O programa foi batizado de "Human Brain Project" e sua direção está a cargo de instituições científicas de Espanha, Suíça, Alemanha, Suécia, Reino Unido, Bélgica, Israel, França e Áustria.

"É o momento de integrar, graças a este projeto, toda a informação sobre o cérebro que existe no mundo, que é muita e muito detalhada, mas excessivamente dispersa", afirmou o coordenador da iniciativa, o investigador Henry Markram, da l'École Polytechnique Fédérale de Lausanne (Suíça), durante a apresentação do projeto.

Entre outras possibilidades, o projeto oferece a possibilidade de se chegar à cura de doenças neuronais sem ser necessário esperar anos para se testar a eficácia de determinado remédio.
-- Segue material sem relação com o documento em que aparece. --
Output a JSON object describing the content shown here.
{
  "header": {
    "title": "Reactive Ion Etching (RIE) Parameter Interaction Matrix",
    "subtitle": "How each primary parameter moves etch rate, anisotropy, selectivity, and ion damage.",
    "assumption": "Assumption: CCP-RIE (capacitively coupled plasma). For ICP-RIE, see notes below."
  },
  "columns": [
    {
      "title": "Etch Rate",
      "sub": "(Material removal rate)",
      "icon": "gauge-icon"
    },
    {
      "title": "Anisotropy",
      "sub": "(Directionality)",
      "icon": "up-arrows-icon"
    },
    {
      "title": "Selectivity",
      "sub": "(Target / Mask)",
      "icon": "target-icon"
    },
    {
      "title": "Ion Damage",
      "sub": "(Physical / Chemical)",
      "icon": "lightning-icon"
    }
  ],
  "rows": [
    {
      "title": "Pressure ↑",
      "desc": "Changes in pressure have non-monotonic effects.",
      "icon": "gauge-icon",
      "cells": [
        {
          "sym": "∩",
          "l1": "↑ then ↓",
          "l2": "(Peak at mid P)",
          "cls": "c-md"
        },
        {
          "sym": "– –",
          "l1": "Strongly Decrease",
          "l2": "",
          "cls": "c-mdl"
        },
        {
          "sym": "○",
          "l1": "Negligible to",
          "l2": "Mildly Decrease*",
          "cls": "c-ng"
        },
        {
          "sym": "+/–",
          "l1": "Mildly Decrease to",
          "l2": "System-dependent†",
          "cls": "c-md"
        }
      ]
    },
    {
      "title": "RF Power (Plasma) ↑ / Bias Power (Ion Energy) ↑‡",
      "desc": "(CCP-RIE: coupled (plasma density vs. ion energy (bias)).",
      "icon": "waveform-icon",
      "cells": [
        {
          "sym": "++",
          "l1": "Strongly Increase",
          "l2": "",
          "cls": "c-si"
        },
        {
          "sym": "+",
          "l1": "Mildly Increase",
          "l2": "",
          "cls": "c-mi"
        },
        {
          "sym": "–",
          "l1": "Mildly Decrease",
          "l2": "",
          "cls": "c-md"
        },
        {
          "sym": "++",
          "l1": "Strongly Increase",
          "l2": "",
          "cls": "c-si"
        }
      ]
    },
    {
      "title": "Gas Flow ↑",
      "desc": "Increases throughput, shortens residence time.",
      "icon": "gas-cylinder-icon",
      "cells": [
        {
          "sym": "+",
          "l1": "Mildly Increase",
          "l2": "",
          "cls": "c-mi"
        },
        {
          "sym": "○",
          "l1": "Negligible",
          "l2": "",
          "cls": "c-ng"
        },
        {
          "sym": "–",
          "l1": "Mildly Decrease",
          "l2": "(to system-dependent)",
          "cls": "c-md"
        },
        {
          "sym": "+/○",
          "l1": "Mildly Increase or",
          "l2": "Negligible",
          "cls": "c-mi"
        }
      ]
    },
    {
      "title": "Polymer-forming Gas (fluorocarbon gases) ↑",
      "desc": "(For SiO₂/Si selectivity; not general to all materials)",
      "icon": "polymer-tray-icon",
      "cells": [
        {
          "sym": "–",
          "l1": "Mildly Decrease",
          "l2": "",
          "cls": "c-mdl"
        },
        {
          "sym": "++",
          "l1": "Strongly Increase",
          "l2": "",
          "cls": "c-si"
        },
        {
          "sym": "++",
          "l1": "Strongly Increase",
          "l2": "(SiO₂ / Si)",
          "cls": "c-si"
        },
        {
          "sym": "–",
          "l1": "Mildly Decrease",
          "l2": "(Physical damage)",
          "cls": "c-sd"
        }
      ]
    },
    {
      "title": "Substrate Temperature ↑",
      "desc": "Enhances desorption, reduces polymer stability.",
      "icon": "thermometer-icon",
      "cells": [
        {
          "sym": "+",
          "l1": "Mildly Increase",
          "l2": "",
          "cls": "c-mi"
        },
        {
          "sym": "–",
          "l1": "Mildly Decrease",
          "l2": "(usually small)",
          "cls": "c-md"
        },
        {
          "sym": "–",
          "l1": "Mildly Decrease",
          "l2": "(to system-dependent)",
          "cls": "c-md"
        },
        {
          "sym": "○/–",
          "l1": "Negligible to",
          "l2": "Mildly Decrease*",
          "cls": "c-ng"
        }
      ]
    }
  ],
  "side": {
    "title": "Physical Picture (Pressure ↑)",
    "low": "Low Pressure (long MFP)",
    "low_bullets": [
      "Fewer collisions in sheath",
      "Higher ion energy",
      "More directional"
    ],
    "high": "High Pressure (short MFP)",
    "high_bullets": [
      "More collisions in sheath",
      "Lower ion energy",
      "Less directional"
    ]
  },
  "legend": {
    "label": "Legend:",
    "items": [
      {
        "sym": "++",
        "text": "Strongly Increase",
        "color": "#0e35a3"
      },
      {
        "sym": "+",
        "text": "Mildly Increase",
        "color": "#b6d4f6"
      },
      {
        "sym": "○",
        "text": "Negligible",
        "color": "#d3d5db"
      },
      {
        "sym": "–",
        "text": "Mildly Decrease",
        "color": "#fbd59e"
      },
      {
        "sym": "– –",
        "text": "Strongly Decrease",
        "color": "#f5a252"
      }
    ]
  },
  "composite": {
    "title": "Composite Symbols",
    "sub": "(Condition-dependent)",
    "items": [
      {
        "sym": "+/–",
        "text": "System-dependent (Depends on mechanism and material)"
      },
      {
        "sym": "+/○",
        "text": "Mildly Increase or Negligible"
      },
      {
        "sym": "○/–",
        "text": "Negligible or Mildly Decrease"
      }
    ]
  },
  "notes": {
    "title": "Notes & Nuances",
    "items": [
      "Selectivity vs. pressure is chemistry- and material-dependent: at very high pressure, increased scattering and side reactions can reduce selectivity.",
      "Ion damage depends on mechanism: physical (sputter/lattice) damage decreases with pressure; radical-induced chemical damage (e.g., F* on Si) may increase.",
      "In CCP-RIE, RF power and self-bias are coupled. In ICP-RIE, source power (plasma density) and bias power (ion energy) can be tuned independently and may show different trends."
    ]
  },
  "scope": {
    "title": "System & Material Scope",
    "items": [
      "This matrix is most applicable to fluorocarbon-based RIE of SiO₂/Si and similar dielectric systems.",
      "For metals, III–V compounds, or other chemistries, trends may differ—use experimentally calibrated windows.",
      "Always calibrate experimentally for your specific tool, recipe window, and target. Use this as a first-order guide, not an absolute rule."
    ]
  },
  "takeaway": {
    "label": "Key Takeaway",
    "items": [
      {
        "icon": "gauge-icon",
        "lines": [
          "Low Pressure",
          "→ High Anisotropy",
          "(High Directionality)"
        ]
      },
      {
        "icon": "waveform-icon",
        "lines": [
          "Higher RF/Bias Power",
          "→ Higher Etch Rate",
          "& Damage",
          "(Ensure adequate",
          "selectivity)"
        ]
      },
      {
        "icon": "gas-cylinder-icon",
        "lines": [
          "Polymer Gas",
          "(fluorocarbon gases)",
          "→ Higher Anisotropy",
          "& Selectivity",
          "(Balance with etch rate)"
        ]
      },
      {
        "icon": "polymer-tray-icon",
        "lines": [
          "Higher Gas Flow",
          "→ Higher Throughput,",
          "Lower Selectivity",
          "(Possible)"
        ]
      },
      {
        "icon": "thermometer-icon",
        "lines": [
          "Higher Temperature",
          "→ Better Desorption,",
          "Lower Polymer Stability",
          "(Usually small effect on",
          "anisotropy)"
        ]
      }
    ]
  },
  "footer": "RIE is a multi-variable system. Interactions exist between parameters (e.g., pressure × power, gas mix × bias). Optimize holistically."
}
O programa inclui a criação de um computador que poderia operar a partir de 2018 e que realizará milhares de simulações de problemas cerebrais em tempo recorde e gerará diversos protótipos virtuais de diferentes tipos de cérebros com distintas doenças.

A infinidade de simulações que este computador permitirá tornará possível prever a eficácia de milhares de medicamentos sem ter de testá-los anteriormente em diversos seres vivos.

Graças a este projeto serão desenvolvidos novos circuitos e tecnologias inspirados no funcionamento do cérebro humano aplicáveis a robôs.

Até agora, nenhuma tecnologia foi capaz de simular o complexo cérebro humano.